Vendita di fabbricati da demolire, per gli atti pendenti si apre la strada dell’annullamento
Dopo il dietrofront della circolare 23/E gli uffici sono chiamati ad annullare in autotutela gli avvisi emessi in passato con contenziosi pendenti
Con la circolare 23/E/2020 del 29 luglio, l’agenzia delle Entrate ha finalmente fatto marcia indietro in merito al proprio orientamento sul tema della tassabilità delle cessioni di fabbricati da demolire.
Si ricorda che in base all’articolo 67, comma 1, lettera b), del Tuir (Dpr 917/1986), sono redditi diversi, in ogni caso, le plusvalenze realizzate a seguito di cessioni a titolo oneroso di terreni suscettibili di utilizzazione edificatoria secondo gli strumenti urbanistici vigenti al momento della cessione.
Nella prassi si verifica talvolta che fabbricati fatiscenti vengano venduti a soggetti che hanno l’intenzione di demolirli e ricostruirli. In tali casi, l’amministrazione finanziaria – sulla scorta dell’interpretazione fornita nella risoluzione 395/E/2008 - era solita riqualificare la cessione di fabbricato in cessione di terreno edificabile, atteso che l’intento reale delle parti sarebbe stato quello di trasferire la capacità edificatoria dell’area.
Con giurisprudenza pressoché unanime (salvo alcuni casi sporadici, come le sentenze 12294/2015 e 16983/2015), la Cassazione ha ripetutamente bocciato la tesi dell’agenzia delle Entrate, affermando che il Fisco non può procedere a tale riqualificazione, atteso che un terreno su cui insiste un fabbricato è da ritenersi già edificato e, quindi, non trova applicazione l’articolo 67 del Tuir.
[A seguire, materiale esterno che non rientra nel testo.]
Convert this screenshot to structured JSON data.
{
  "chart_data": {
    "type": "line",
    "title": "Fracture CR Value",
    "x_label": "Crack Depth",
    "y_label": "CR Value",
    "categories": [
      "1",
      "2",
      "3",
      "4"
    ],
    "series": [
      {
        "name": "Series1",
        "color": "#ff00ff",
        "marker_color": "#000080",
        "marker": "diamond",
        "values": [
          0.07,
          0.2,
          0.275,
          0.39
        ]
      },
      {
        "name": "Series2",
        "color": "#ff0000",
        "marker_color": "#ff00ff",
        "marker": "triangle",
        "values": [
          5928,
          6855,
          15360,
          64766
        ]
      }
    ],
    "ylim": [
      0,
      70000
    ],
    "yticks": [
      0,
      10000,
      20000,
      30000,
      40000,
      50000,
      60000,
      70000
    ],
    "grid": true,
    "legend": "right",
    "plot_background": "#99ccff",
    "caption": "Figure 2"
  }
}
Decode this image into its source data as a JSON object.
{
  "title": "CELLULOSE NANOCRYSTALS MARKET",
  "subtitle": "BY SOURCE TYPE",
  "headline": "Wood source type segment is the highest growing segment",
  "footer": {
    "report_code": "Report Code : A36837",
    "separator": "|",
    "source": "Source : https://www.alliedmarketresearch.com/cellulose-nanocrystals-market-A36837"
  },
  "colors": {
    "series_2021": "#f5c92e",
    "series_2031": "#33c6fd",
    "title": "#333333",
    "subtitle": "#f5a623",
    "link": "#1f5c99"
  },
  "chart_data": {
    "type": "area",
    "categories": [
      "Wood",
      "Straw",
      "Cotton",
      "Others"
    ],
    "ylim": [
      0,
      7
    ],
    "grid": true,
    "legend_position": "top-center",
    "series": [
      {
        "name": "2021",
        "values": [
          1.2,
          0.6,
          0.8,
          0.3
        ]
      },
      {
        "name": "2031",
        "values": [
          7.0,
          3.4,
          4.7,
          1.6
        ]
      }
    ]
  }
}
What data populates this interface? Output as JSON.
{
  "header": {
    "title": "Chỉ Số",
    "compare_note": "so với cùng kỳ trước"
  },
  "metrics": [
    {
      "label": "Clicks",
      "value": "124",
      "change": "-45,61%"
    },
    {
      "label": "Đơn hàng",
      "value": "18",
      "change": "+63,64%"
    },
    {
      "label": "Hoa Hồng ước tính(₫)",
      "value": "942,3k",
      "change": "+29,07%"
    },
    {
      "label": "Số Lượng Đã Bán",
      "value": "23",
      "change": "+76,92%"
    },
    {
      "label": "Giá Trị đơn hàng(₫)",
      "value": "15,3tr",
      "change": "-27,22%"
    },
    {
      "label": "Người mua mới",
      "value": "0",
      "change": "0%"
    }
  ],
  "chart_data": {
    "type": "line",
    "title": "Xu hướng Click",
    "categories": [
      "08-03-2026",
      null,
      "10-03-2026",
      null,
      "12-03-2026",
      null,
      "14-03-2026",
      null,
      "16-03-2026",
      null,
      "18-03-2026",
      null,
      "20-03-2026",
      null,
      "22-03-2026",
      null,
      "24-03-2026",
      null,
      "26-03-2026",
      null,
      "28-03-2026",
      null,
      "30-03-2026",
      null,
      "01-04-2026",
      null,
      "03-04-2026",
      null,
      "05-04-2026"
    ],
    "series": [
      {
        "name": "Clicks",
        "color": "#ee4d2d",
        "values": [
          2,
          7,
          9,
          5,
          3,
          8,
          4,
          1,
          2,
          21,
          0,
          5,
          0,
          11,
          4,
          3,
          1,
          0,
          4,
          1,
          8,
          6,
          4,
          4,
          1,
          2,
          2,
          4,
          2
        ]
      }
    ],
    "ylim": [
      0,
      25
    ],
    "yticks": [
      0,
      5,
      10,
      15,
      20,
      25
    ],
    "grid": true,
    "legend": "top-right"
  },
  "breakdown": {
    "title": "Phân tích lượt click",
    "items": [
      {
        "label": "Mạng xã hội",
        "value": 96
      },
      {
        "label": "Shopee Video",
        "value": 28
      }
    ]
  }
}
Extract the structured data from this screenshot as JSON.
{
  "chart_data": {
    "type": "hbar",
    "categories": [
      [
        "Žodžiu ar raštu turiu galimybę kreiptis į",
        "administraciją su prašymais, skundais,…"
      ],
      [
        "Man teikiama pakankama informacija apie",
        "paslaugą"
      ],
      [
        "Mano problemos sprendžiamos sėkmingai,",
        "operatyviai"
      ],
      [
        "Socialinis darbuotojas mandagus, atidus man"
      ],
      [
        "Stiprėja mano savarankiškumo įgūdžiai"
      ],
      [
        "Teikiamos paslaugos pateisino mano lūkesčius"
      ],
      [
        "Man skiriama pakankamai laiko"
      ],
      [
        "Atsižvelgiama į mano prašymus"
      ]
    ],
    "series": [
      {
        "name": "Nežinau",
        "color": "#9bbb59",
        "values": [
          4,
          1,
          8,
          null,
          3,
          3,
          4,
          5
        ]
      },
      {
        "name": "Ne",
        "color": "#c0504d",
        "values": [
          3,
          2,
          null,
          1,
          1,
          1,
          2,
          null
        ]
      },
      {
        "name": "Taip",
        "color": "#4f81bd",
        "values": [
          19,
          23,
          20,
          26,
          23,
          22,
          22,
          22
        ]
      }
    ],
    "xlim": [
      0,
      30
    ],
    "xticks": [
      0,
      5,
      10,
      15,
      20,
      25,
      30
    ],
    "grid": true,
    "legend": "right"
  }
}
In altri termini, l’entità sostanziale del fabbricato non può essere mutata ai fini fiscali in terreno edificabile, sulla base di presunzioni derivate da elementi soggettivi interni alla sfera dei contraenti, la cui realizzazione, peraltro, è futura ed eventuale rispetto all’atto oggetto di tassazione (come nel caso di demolizione del fabbricato e successiva ricostruzione). Tra le più recenti sentenze che si sono espresse in questo senso si vedano le nn. 22409/2019, 16718/2019, 13276/20196, 9606/2019, 5088/2019, 23409/2018.
Il cambio di rotta
Adesso l’Agenzia accetta questi principi e ritiene superate le indicazioni contenute nella risoluzione 395/E/2008, invitando gli uffici locali a non proseguire i contenziosi pendenti.
Gli uffici sono pertanto chiamati ad annullare in autotutela tutti gli avvisi di accertamento emessi in passato su questo tema ed i cui contenziosi sono ancora pendenti davanti le Commissioni tributarie o la Cassazione.
L’annullamento dell’atto dovrà intervenire anche nelle ipotesi in cui l’Agenzia abbia ottenuto una vittoria provvisoria nel corso del contenzioso (fattispecie tutt’altro che infrequente, contandosi comunque diverse sentenze di merito che negli anni hanno confermato l’impostazione dell’agenzia delle Entrate; si veda da ultimo l’articolo sulla Ctr Campania 174/8/2020).
Nessun impatto se l’avviso non è stato impugnato
Nessuna retromarcia può invece essere fatta nelle ipotesi in cui l’avviso di accertamento non sia stato impugnato nei termini dal contribuente oppure nei casi in cui l’Agenzia ha ottenuto una sentenza favorevole passata in giudicato per mancata impugnazione. In questi casi, l’avviso di accertamento si è “consolidato” e il contribuente deve continuare a versare le somme ancora dovute mentre, se ha già versato tutto, non potrà chiedere il rimborso alla luce dei nuovi chiarimenti.
Il nodo della condanna alle spese
Da ultimo, si segnala che l’annullamento dell’atto in corso di giudizio dovrebbe condurre alla condanna dell’Agenzia a rimborsare le spese di lite che il contribuente ha dovuto affrontare per difendersi da una pretesa ingiusta (sul punto, si vedano, tra le tante, la sentenza di Cassazione 7273/2016 e l’ordinanza 8990/2019).